Question

Among 22 cricket players, there are 3 wicket keepers and 6 bowlers. In how many ways can a team of 11 players be chosen so as to include exactly one wicketkeeper and at least 4 bowlers?

Answer 1

Hint: Since, we have to select at least $ 4 $ bowlers out of $ 6 $ given bowlers. So, we have to make different cases. In case first we will take four bowlers, in second case we take five and in third case we take six and also do the selection of other players according to the bowler chosen in different cases and hence on solving all three cases and finding their sum to have a solution to the given problem.
Formulas used: Formula of combination: $ ^n{C_r} = \dfrac{{n!}}{{r!\left( {n - r} \right)!}} $

Complete step by step solution:
Total number of players = $ 22 $
Number of wicket keepers = $ 3 $
Number of bowlers = $ 6 $
Total number of players required for cricket team = $ 11 $
As, there are $ 22 $ players present out of which $ 3 $ are wicketkeeper, $ 6 $ are bowlers.
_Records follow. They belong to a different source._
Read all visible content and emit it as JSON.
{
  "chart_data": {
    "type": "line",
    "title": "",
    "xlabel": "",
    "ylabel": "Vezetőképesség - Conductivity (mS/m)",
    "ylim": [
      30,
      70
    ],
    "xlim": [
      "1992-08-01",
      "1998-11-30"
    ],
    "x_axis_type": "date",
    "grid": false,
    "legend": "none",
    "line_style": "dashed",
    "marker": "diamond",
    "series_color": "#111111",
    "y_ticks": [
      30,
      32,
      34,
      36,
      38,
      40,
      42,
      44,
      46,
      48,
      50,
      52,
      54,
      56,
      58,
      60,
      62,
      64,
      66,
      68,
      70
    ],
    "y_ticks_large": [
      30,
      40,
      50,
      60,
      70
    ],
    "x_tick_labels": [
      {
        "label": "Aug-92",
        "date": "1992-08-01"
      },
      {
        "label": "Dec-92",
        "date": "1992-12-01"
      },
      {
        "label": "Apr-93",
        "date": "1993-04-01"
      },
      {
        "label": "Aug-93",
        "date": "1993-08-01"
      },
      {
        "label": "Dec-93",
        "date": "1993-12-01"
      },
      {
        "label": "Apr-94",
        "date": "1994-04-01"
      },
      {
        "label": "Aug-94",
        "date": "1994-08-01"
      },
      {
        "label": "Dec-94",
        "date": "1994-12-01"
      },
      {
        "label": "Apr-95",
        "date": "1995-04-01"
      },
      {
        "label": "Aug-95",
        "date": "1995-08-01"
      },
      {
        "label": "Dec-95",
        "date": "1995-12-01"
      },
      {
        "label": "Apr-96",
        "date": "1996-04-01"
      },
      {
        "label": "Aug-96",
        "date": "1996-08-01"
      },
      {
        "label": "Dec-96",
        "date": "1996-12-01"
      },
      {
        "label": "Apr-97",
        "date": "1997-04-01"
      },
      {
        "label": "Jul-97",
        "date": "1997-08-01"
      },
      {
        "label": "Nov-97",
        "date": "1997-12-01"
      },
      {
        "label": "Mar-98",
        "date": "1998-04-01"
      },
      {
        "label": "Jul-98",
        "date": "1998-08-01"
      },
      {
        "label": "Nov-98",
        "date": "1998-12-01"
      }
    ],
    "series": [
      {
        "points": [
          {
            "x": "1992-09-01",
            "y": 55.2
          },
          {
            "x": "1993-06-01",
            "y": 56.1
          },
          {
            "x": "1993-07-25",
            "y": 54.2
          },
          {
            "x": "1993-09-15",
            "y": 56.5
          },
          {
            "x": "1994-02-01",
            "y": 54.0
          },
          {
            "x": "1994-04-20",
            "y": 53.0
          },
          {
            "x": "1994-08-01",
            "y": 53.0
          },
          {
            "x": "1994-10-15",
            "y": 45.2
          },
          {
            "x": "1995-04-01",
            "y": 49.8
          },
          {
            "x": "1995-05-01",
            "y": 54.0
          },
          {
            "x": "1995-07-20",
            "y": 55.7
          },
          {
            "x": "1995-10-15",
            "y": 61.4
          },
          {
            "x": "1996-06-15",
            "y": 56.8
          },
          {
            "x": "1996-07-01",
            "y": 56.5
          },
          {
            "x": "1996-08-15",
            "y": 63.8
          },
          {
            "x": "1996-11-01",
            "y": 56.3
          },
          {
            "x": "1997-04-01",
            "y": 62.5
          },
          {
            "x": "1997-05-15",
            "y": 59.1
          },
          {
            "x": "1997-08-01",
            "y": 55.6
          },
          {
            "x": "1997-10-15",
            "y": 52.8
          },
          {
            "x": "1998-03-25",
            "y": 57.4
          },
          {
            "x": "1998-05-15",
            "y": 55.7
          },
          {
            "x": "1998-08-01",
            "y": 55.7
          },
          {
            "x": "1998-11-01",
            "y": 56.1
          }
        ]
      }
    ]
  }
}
Therefore, $ 13 $ are neither bowler nor wicketkeeper.
But we require only $ 11 $ out of them having $ 1 $ wicketkeeper, at least $ 4 $ bowlers and rest batsman. So, we apply the concept of combination here to get a solution to this problem.
Since, as we require at least $ 4 $ bowlers. Therefore, different cases will be formed. Which are as follows:
Case (i)
In this case we choose $ 4\,\,bowlers,\,1\,wicketkeeper\,\,and\,\,6\,\,batsman $ out of $ 6\,\,bowlers,\,\,3\,\,wicketkeepers\,\,and\,\,13\,\,batsman $ . This can be done as:

 $\Rightarrow {^6}{C_4}{ \times ^3}{C_1}{ \times ^{13}}{C_6} $
\[
   = \dfrac{{6!}}{{4!2!}} \times \dfrac{{3!}}{{2!1!}} \times \dfrac{{13!}}{{6!7!}} \\
   = \dfrac{{6 \times 5 \times 4!}}{{4! \times 2 \times 1}} \times \dfrac{{3 \times 2!}}{{2!}} \times \dfrac{{13 \times 12 \times 11 \times 10 \times 9 \times 8 \times 7!}}{{6 \times 5 \times 4 \times 3 \times 2 \times 1 \times 7!}} \\
   = 15 \times 3 \times 1716 \\
   = 77220 \\
 \]

Case (ii) .
In this case we choose $ 5\,\,bowlers,\,1\,wicketkeeper\,\,and\,\,5\,\,batsman $ out of $ 6\,\,bowlers,\,\,3\,\,wicketkeepers\,\,and\,\,13\,\,batsman $ . This can be done as:
 $\Rightarrow {^6}{C_5}{ \times ^3}{C_1}{ \times ^{13}}{C_5} $
 $
   = \dfrac{{6!}}{{5!1!}} \times \dfrac{{3!}}{{1! \times 2!}} \times \dfrac{{13!}}{{5!8!}} \\
   = \dfrac{{6 \times 5!}}{{5!}} \times \dfrac{{3 \times 2!}}{{2!}} \times \dfrac{{13 \times 12 \times 11 \times 10 \times 9 \times 8!}}{{8! \times 5 \times 4 \times 3 \times 2 \times 1}} \\
   = 6 \times 3 \times 1287 \\
   = 23166 \\
  $
Case (iii)
In this case we choose $ 6\,\,bowlers,\,1\,wicketkeeper\,\,and\,\,4\,\,batsman $ out of $ 6\,\,bowlers,\,\,3\,\,wicketkeepers\,\,and\,\,13\,\,batsman $ . This can be done as:
 $\Rightarrow {^6}{C_6}{ \times ^3}{C_1}{ \times ^{13}}{C_4} $
 $
   = \dfrac{{6!}}{{6!0!}} \times \dfrac{{3!}}{{2!1!}} \times \dfrac{{13!}}{{4!9!}} \\
   = 1 \times \dfrac{{3 \times 2!}}{{2!}} \times \dfrac{{13 \times 12 \times 11 \times 10 \times 9!}}{{4 \times 3 \times 2 \times 1 \times 9!}} \\
   = 1 \times 3 \times 715 \\
   = 2145 \;
  $
Hence, from above we that total ways of selecting a wicketkeeper and at least four bowlers from given twenty two players are = $ 77220 + 23166 + 2145 $
 $ = 102531\,\,ways $

Note: If there are more players available but less required. So, we apply the concept of combination instead for permutation. Also, if there is a word at least and at most in problem. Then we have to make different cases as per given condition and then finding their sum after solving different cases formed as per or at least or at most gives out the required solution of the given problem.